|Posted By:||Patrick Manly|
|Subject:||Characteristics of German coats of arms|
|Post Date:||October 12, 2012 at 06:26:26|
|Forum:||Coat of Arms Forum|
It should be interesting to students of heraldry that some typical characteristics of German coats-of-arms are that differencing is often done simply by using different crests above the helm rather than altering the shield in any way, that the torse or twisted wreath between the helm and crest is not always used in German Heraldry, that supporters are not always used by persons of a rank that would usually use supporters in other countries, and that princely German families who were princes of the Holy Roman Empire have the option of using the black double-headed eagle as a supporter, though they do not always. In fact, some very ancient German families use a very simple form of arms, sometimes even without any crest above their helmet, if the arms are so ancient as to pre-date the invention of the crest, and display their arms proudly with just the ancient barrel-helmet and without any extra frills such as supporters. This ancient type of nobility is often described as "Uradel" if they have no other specific title such as Graf (Count) or Fuerst or Prinz (both of which mean Prince). This type of coat of arms resembles nothing so much as the simple arms of a Scottish gentleman, though the German nobleman bearing arms such as these may be of considerably higher rank than a mere Esquire.

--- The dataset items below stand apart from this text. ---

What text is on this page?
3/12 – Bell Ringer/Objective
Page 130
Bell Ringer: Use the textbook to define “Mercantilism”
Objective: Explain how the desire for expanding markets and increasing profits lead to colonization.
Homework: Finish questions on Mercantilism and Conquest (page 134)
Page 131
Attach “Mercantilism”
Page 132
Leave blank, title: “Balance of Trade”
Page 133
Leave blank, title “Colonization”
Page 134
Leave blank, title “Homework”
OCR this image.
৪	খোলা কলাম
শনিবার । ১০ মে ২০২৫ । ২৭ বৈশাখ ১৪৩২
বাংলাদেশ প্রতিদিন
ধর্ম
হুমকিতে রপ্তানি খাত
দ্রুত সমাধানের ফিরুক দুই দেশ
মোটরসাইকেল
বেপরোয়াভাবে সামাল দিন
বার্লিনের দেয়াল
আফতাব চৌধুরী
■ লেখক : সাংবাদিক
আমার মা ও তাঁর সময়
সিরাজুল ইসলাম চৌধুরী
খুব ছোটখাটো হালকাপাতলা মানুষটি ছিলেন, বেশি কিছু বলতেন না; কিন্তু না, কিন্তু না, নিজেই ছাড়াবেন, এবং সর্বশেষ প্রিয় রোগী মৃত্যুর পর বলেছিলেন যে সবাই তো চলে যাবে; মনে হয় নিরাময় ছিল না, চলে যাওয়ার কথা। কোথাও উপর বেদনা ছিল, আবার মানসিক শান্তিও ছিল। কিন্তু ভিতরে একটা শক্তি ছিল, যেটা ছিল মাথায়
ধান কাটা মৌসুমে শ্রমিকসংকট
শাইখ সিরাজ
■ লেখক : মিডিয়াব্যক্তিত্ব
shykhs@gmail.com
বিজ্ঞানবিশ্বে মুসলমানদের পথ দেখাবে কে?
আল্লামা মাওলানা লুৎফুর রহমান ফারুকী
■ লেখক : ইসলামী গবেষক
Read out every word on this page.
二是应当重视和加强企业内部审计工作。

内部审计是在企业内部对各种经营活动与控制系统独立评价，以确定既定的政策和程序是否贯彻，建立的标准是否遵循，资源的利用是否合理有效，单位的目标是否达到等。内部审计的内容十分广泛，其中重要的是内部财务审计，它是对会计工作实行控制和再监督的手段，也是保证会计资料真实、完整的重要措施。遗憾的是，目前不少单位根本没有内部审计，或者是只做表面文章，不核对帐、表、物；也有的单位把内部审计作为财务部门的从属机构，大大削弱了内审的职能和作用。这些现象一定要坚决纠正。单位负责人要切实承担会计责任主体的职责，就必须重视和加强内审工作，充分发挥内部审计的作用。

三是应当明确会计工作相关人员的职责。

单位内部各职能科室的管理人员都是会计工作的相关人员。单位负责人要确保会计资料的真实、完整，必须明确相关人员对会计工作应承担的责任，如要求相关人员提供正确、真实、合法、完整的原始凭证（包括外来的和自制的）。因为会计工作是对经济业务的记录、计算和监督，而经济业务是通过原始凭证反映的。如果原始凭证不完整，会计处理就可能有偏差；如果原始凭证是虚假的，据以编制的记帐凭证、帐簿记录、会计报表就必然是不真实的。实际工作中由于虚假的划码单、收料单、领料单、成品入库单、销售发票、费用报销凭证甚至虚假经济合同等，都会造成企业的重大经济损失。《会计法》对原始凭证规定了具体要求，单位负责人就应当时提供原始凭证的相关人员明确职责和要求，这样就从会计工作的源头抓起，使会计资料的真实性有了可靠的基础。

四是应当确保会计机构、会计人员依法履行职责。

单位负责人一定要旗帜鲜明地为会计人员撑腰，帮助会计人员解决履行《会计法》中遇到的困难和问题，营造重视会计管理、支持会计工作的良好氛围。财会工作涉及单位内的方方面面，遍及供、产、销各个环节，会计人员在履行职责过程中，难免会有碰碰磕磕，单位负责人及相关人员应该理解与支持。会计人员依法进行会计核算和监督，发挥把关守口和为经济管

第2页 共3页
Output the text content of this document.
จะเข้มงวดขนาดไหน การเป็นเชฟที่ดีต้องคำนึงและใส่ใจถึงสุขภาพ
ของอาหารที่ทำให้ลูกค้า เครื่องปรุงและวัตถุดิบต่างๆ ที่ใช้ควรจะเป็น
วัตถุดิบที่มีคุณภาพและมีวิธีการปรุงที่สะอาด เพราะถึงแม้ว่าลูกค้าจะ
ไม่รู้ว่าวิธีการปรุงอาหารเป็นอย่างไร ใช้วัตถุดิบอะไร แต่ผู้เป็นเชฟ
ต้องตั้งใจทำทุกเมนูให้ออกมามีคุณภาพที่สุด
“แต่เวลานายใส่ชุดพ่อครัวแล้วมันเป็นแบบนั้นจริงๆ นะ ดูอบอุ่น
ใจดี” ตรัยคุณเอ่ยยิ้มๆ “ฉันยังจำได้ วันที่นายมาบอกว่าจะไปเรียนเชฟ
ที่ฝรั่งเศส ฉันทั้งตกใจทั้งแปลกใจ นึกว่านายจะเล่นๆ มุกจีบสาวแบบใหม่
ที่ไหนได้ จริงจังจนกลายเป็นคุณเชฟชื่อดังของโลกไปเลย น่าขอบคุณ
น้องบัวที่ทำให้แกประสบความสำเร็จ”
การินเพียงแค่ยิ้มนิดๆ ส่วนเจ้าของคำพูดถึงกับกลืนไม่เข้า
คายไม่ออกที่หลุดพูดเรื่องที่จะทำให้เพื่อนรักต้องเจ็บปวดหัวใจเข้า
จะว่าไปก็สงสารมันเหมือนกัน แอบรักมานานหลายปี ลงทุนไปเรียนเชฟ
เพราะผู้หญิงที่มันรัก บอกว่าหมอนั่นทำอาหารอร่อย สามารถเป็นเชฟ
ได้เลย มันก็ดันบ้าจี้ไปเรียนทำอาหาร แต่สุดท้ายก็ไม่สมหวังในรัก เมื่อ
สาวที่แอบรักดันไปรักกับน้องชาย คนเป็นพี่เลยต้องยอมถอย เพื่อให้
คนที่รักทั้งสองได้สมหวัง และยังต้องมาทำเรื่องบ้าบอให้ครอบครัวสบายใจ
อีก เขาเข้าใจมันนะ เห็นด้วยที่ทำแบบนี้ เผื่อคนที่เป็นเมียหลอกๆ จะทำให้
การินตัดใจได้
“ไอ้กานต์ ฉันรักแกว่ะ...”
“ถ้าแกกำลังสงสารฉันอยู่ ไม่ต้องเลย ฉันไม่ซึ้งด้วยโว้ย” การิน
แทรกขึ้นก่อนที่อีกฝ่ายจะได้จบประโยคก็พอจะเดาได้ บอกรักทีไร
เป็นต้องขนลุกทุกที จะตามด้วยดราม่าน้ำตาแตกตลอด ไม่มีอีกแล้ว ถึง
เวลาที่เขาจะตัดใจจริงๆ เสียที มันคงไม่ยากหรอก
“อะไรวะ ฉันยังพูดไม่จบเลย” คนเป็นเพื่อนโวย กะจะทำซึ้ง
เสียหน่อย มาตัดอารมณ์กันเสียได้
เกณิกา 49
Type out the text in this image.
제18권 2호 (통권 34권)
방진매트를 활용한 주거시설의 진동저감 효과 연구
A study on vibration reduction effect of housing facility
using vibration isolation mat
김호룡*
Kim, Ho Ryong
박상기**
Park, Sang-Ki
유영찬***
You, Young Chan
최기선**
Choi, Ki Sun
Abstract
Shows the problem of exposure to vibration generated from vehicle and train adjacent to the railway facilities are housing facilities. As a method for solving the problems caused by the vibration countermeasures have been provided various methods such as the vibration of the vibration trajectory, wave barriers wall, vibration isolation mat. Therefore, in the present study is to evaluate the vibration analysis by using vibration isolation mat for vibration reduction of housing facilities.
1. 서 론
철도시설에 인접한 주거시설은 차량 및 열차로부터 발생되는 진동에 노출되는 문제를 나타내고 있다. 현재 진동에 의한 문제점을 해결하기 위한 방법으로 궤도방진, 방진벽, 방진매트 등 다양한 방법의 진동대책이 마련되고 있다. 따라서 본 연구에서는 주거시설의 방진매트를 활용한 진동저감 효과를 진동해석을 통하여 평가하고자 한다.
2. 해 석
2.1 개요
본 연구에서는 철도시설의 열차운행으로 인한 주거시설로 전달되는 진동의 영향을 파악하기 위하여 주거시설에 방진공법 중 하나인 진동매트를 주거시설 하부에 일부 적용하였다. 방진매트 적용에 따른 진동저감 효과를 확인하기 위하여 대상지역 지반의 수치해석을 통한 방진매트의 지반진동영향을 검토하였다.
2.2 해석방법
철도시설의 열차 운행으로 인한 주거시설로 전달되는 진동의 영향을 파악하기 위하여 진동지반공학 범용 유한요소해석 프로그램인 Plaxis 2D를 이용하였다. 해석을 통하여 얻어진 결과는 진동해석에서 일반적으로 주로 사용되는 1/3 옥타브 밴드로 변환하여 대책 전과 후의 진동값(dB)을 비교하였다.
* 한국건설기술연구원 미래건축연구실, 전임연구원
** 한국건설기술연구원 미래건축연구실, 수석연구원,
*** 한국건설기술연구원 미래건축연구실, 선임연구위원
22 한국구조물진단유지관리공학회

Another characteristic of German Heraldry is that multiple helmets are very often used for quarterly arms;whereas, in other countries' heraldic systems, just the paternal crest would be represented on the single helm, no matter how many quarterings the shield may display, in German arms one will frequently find that every quartering in the arms has its corresponding crested helmet sharing space above the shield. Of course, this design would be impracticable in terms of actually bearing such an enormous shield, let alone the fact that a bearer of such arms would have only one head, and therefore it would be impractical to have more than one helmet. This would be the argument of an heraldic "purist" such as the late Leslie Gilbert Pine;however, such is in fact the actual practis of many a German noble family.